Rolling your own search

The shop needed catalog search. Users type something, products come back. Sounds trivial until you start building it.

Our stack is Node.js, MySQL for the primary data store, MongoDB for everything else we need to go fast. The catalog lives in MySQL – products, categories, attributes, prices. Normalized, relational, correct. But relational isn’t searchable. Try finding “blue cotton kurta” across five joined tables with MySQL FULLTEXT on MyISAM. It sort of works. The relevance is terrible.

What’s out there

MySQL FULLTEXT indexes exist, but only on MyISAM tables. We’re on InnoDB for everything transactional. Running a parallel MyISAM table just for search felt wrong. The relevance ranking is basic – term frequency, nothing more. No field weighting, no boosting.

MongoDB doesn’t have text search. You can regex on a field, you can query by exact values, but there’s nothing resembling full-text search built in.

I’ve been reading about Elasticsearch. Built on Lucene, looks powerful, but it’s version 0.something. Putting the production catalog behind something that young isn’t a bet I want to make right now.

Solr is the established answer. Java, XML configuration, heavyweight. We’re a small team on a Node.js stack. Standing up Solr felt like bringing a tank to a street fight.

So we build it ourselves.

Flat documents

The insight: flatten a product into a single document with all its searchable text in predictable fields, and MongoDB becomes your search index.
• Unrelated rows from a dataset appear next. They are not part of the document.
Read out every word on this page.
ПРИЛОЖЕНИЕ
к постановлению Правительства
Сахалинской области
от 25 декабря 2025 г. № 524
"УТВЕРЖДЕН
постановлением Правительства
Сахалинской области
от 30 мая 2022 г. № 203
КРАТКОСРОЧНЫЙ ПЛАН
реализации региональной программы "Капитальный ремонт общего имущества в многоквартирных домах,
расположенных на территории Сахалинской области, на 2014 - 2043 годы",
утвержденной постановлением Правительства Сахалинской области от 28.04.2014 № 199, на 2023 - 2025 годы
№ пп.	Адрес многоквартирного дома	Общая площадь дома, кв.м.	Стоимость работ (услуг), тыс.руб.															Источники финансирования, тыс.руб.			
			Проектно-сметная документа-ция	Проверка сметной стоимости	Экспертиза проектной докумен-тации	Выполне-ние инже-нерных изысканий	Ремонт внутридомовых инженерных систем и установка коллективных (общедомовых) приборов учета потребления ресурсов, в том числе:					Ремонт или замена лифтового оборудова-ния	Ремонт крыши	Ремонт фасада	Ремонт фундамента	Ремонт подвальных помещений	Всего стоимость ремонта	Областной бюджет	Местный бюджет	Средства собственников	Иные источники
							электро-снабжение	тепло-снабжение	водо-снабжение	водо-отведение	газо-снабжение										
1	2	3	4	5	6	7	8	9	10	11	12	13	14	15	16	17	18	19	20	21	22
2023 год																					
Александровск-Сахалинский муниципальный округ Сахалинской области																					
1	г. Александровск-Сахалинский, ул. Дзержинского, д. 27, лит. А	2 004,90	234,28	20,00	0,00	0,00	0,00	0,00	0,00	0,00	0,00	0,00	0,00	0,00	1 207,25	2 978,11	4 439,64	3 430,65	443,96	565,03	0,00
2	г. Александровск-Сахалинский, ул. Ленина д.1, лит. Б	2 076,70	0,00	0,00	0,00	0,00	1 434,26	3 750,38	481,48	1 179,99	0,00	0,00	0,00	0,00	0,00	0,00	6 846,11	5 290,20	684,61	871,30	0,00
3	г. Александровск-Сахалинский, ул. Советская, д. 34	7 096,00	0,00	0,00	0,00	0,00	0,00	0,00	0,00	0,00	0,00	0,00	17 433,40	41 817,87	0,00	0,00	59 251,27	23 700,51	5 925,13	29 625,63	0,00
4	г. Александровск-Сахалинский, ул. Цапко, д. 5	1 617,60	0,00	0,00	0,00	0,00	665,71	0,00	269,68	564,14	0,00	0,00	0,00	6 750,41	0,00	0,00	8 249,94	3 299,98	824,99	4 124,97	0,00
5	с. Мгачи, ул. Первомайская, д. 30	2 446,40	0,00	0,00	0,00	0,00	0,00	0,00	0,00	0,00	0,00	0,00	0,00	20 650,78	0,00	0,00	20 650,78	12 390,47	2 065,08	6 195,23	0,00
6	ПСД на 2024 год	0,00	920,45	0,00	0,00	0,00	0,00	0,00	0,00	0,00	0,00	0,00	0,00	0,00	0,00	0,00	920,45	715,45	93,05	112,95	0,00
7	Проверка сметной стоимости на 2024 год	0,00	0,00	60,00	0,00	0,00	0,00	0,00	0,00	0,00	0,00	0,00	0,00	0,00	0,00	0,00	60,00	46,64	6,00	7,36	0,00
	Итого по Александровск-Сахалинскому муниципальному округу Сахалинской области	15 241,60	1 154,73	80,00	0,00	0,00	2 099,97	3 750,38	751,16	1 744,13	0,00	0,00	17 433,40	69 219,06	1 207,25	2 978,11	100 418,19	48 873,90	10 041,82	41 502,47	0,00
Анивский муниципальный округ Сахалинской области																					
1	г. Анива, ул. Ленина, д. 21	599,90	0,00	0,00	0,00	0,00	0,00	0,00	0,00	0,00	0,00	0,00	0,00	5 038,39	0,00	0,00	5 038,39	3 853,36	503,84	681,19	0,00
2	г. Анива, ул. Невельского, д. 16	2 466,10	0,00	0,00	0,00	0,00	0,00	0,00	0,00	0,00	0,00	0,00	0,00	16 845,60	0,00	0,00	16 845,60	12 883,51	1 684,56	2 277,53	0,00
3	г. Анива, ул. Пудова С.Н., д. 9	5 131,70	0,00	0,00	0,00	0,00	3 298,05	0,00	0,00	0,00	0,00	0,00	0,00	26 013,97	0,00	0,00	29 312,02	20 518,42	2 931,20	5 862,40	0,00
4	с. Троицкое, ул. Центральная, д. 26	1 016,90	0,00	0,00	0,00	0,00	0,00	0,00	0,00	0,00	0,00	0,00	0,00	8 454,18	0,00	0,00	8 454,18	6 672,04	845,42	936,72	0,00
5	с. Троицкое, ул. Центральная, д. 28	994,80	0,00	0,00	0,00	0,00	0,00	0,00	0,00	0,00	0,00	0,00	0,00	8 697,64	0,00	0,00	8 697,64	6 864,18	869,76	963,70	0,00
Not because MongoDB is a search engine – it isn’t – but because it’s fast at querying documents by fields you’ve indexed.

For every product in MySQL, we write a flat document to MongoDB:

{
  productId: 4821,
  tokens: ["blue", "cotton", "kurta", "men", "casual"],
  title: "blue cotton kurta for men",
  category: "men/clothing/kurtas",
  attributes: "cotton, blue, casual, M, L, XL",
  price: 899,
  inStock: true
}

The tokens array is the search surface. We tokenize the title, category path, attribute values, brand – anything a user might type. Lowercase, strip punctuation, split on whitespace.
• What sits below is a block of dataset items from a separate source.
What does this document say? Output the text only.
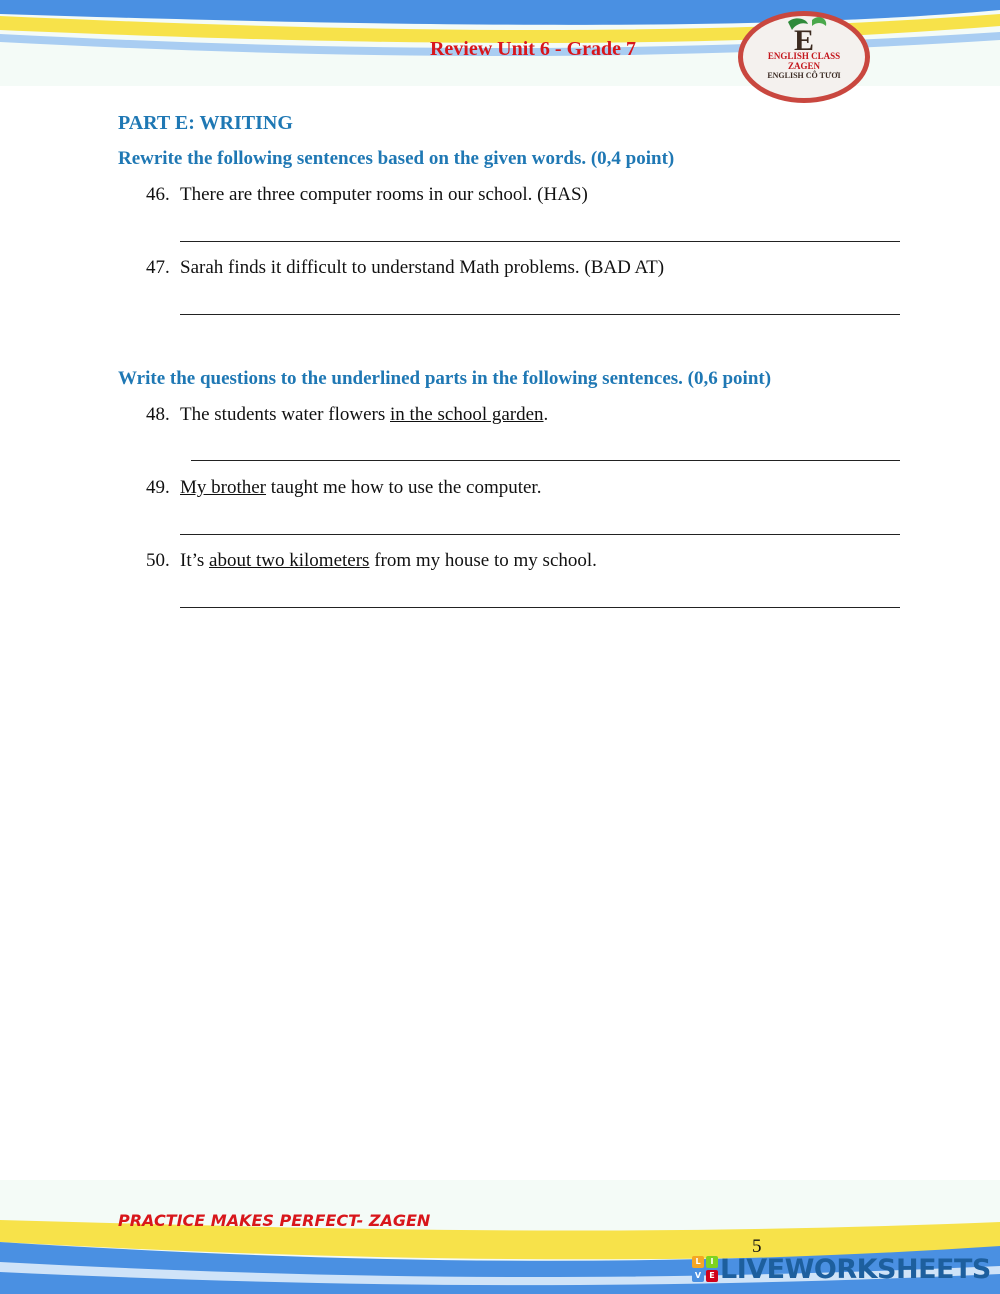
Review Unit 6 - Grade 7	E
ENGLISH CLASS ZAGEN
ENGLISH CÔ TƯƠI
PART E: WRITING
Rewrite the following sentences based on the given words. (0,4 point)
46. There are three computer rooms in our school. (HAS)
47. Sarah finds it difficult to understand Math problems. (BAD AT)
Write the questions to the underlined parts in the following sentences. (0,6 point)
48. The students water flowers in the school garden.
49. My brother taught me how to use the computer.
50. It’s about two kilometers from my house to my school.
PRACTICE MAKES PERFECT- ZAGEN
5
L	I
V	E LIVEWORKSHEETS
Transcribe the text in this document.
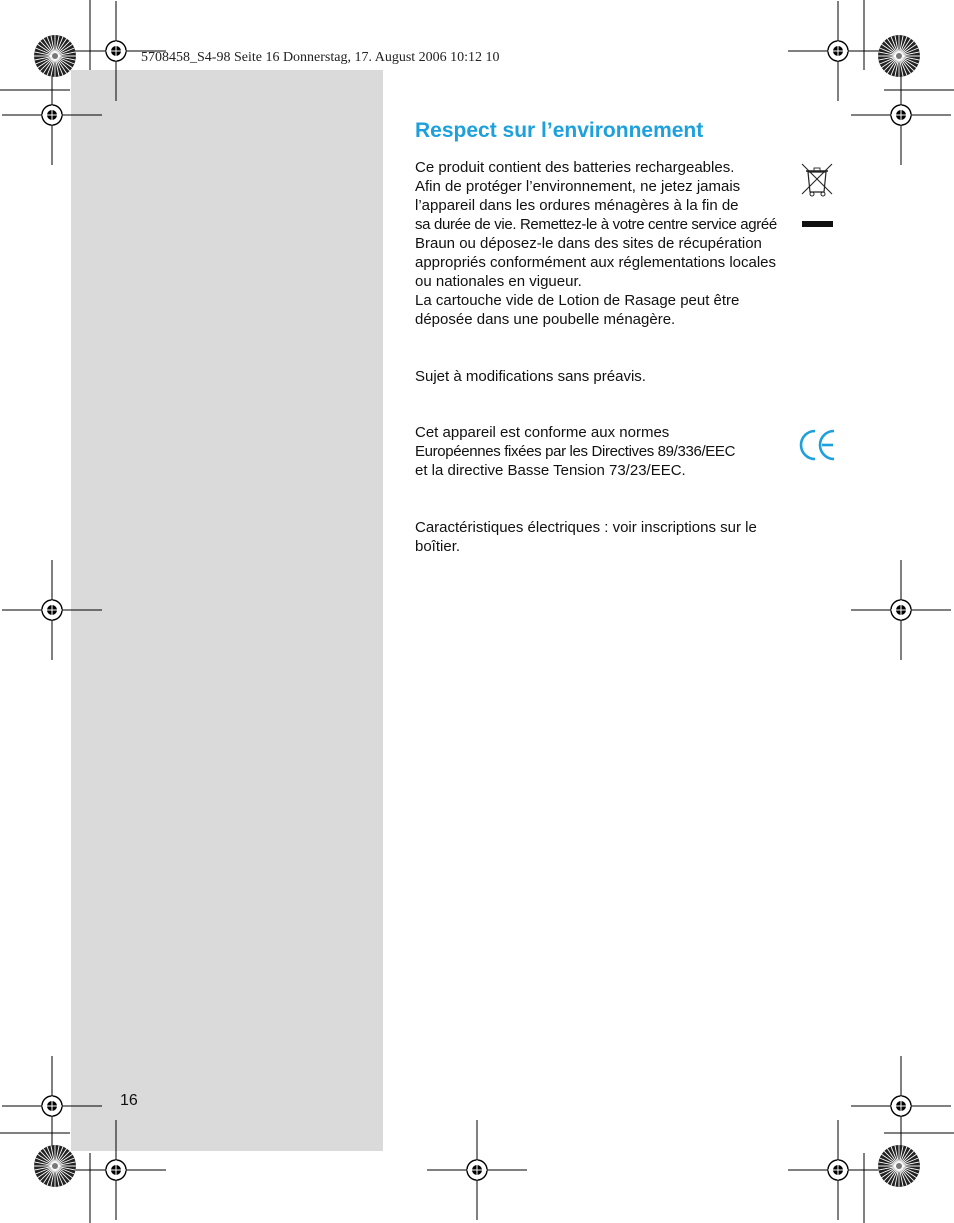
5708458_S4-98 Seite 16 Donnerstag, 17. August 2006 10:12 10
Respect sur l’environnement

Ce produit contient des batteries rechargeables.
Afin de protéger l’environnement, ne jetez jamais
l’appareil dans les ordures ménagères à la fin de
sa durée de vie. Remettez-le à votre centre service agréé
Braun ou déposez-le dans des sites de récupération
appropriés conformément aux réglementations locales
ou nationales en vigueur.
La cartouche vide de Lotion de Rasage peut être
déposée dans une poubelle ménagère.

Sujet à modifications sans préavis.

Cet appareil est conforme aux normes
Européennes fixées par les Directives 89/336/EEC
et la directive Basse Tension 73/23/EEC.

Caractéristiques électriques : voir inscriptions sur le
boîtier.

16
MongoDB’s $all on the tokens array gives us AND semantics. Search for “blue cotton” and you get documents containing both tokens. We default to AND because product search with OR is useless – nobody searching “blue cotton” wants everything that’s either blue or cotton.

Weighting without a search engine

Token matching gets you to “relevant.” Getting to “most relevant first” needs ordering.

We score by where the match happened:

Title match: weight 3
Category match: weight 2
Attribute match: weight 1

A product called “Blue Cotton Kurta” that matches on title and category outranks one where “blue” only appears in the color attribute. The scoring is crude – multiply weight by matching tokens per field, sum it up. But it works better than returning results in insertion order.

function score(doc, queryTokens) {
  var s = 0;
  queryTokens.forEach(function(token) {
    if (doc.title.indexOf(token) !== -1) s += 3;
    if (doc.category.indexOf(token) !== -1) s += 2;
    if (doc.attributes.indexOf(token) !== -1) s += 1;
  });
  return s;
}

Application-side scoring. MongoDB returns the candidate set, Node scores and sorts. At our catalog size – tens of thousands of products – this is fast enough.

Sync is the actual problem

Building the search layer took a few days. Keeping it in sync with MySQL has been the ongoing headache.

Product updated in MySQL? The flat doc in MongoDB needs to reflect it. Price changes, stock status, attribute edits – all need to propagate. We run a sync job that polls MySQL for recent changes and rewrites the corresponding MongoDB documents.

The sync runs on a timer. Products updated in the last N minutes get re-flattened and upserted. Search results can lag by a few minutes. For titles and descriptions, that’s fine. For price and stock, it’s a problem. A customer finding a product through search and seeing a different price on the product page is a bad experience.

Event-driven sync would fix this – product update pushes to a queue, consumer writes the flat doc immediately. Haven’t built it yet. Polling works at our current scale, and the staleness window is tolerable most of the time.

Where this breaks

This works for tens of thousands of products with straightforward text matching. It won’t survive:

Fuzzy matching. User types “kurtha” instead of “kurta” – zero results. We don’t have stemming, edit-distance matching, or phonetic normalization. Implementing any of that in application code means a custom NLP pipeline. Different project.

Faceted search. “Blue kurtas under 1000, size L, cotton only.” The flat doc has the data, but computing facet counts across the result set in application code gets expensive fast. This is where a real search engine earns its keep.

Scale. Application-side scoring works because our candidate sets are small. At a million products, pulling thousands of documents into Node and sorting them won’t fly. You need the query engine to score.

When we hit these walls, we’ll probably look at Elasticsearch again. It should be more mature by then. For now, the custom approach is serving the shop, and we understand every moving part. There’s something to be said for infrastructure you can debug with console.log.